At the
Financial Times,
Martin Wolf attempts to explain the effects of illegal immigration to the economically illiterate:
In the absence of tough sanctions on employers, the chances of stemming the inflow are negligible. The question is whether such sanctions could be justified. They might be, for two reasons: the first is that uncontrolled immigration of unskilled labour is damaging to already socially disadvantaged fellow citizens; the second is that routine violation of such laws undermines the rule of law itself.
The economist who has argued for the first of these propositions most cogently is George Borjas of Harvard University. According to a simulation exercise by Prof Borjas and Lawrence Katz of the National Bureau of Economic Research, the real wages of US high-school dropouts would have ended up 8 per cent higher if Mexican immigration between 1980 and 2000 had been thwarted, but higher skilled immigration from elsewhere had still been permitted.
Similarly, Steven Camarota of the Center for Immigration Studies, a think-tank in favour of tighter controls, argues that the influx of low-skilled immigrants has already harmed native-born competitors. As the proportion of immigrants (both legal and illegal) in the labour force has risen, the proportion of relatively unskilled natives in work has fallen. Moreover, many unskilled natives have left the labour force: they are discouraged workers.
A standard counter-argument, wearily familiar on both sides of the Atlantic, is that immigrants are taking jobs that natives are unwilling to do. This is doubly wrong. First, the supply of labour is dependent on its price. Business people must know this: after all, it is the argument they use to justify soaring executive pay. Without the illegal immigrants, people would have to spend more on nannies, cleaners, farm workers and so forth. Second, most of the workers doing the jobs done also by immigrants are native-born. The obstacle is not the absence of native-born workers, but that they would have to be paid higher wages if immigrants were absent.

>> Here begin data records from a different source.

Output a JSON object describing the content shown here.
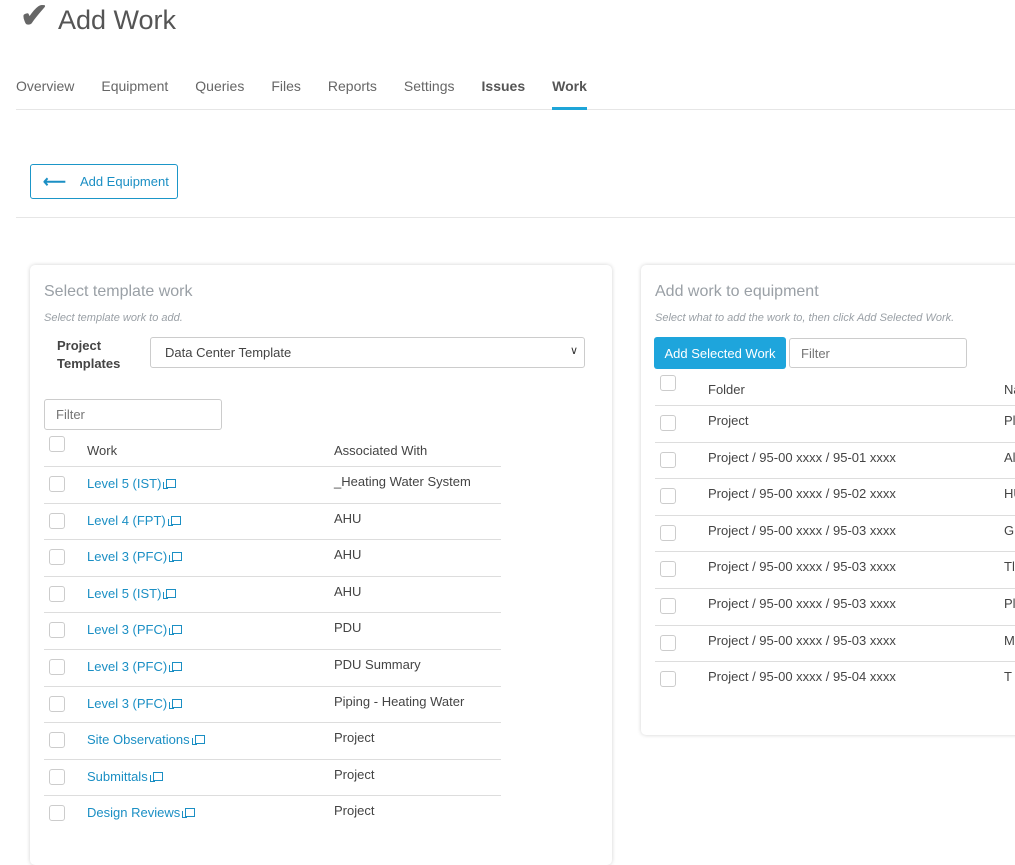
{
  "header": {
    "title": "Add Work",
    "icon": "checkmark-icon"
  },
  "tabs": [
    {
      "label": "Overview",
      "bold": false,
      "active": false
    },
    {
      "label": "Equipment",
      "bold": false,
      "active": false
    },
    {
      "label": "Queries",
      "bold": false,
      "active": false
    },
    {
      "label": "Files",
      "bold": false,
      "active": false
    },
    {
      "label": "Reports",
      "bold": false,
      "active": false
    },
    {
      "label": "Settings",
      "bold": false,
      "active": false
    },
    {
      "label": "Issues",
      "bold": true,
      "active": false
    },
    {
      "label": "Work",
      "bold": true,
      "active": true
    }
  ],
  "back_button": {
    "label": "Add Equipment",
    "icon": "arrow-left-icon"
  },
  "template_panel": {
    "title": "Select template work",
    "subtitle": "Select template work to add.",
    "project_templates_label": "Project Templates",
    "selected_template": "Data Center Template",
    "filter_placeholder": "Filter",
    "columns": [
      "Work",
      "Associated With"
    ],
    "rows": [
      {
        "work": "Level 5 (IST)",
        "associated": "_Heating Water System"
      },
      {
        "work": "Level 4 (FPT)",
        "associated": "AHU"
      },
      {
        "work": "Level 3 (PFC)",
        "associated": "AHU"
      },
      {
        "work": "Level 5 (IST)",
        "associated": "AHU"
      },
      {
        "work": "Level 3 (PFC)",
        "associated": "PDU"
      },
      {
        "work": "Level 3 (PFC)",
        "associated": "PDU Summary"
      },
      {
        "work": "Level 3 (PFC)",
        "associated": "Piping - Heating Water"
      },
      {
        "work": "Site Observations",
        "associated": "Project"
      },
      {
        "work": "Submittals",
        "associated": "Project"
      },
      {
        "work": "Design Reviews",
        "associated": "Project"
      }
    ]
  },
  "equipment_panel": {
    "title": "Add work to equipment",
    "subtitle": "Select what to add the work to, then click Add Selected Work.",
    "add_button": "Add Selected Work",
    "filter_placeholder": "Filter",
    "columns": [
      "Folder",
      "Na"
    ],
    "rows": [
      {
        "folder": "Project",
        "name": "Pl"
      },
      {
        "folder": "Project / 95-00 xxxx / 95-01 xxxx",
        "name": "Al"
      },
      {
        "folder": "Project / 95-00 xxxx / 95-02 xxxx",
        "name": "HU"
      },
      {
        "folder": "Project / 95-00 xxxx / 95-03 xxxx",
        "name": "G"
      },
      {
        "folder": "Project / 95-00 xxxx / 95-03 xxxx",
        "name": "Tl"
      },
      {
        "folder": "Project / 95-00 xxxx / 95-03 xxxx",
        "name": "Pl"
      },
      {
        "folder": "Project / 95-00 xxxx / 95-03 xxxx",
        "name": "M"
      },
      {
        "folder": "Project / 95-00 xxxx / 95-04 xxxx",
        "name": "T"
      }
    ]
  },
  "colors": {
    "accent": "#1ea5dc",
    "link": "#1b8fc4"
  }
}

Amidst all the whining, that's the bottom line: illegal immigration means the citizens get stiffed. So what happens to them?
If unskilled immigrants drive down wages for such jobs, too, a hapless underclass will inevitably emerge.
Does this matter? The answer depends on whether extreme inequality is compatible with successful democracy. The precedents suggest, instead, that it is a recipe for populism, plutocracy, or a miserable alternation between the two.
And if there ever was a party of plutocrats that wants and needs a dependent underclass, it's today's Democrat party. Of course, it doesn't hurt that with today's lax voting rules they can get all the illegal aliens to vote for them too.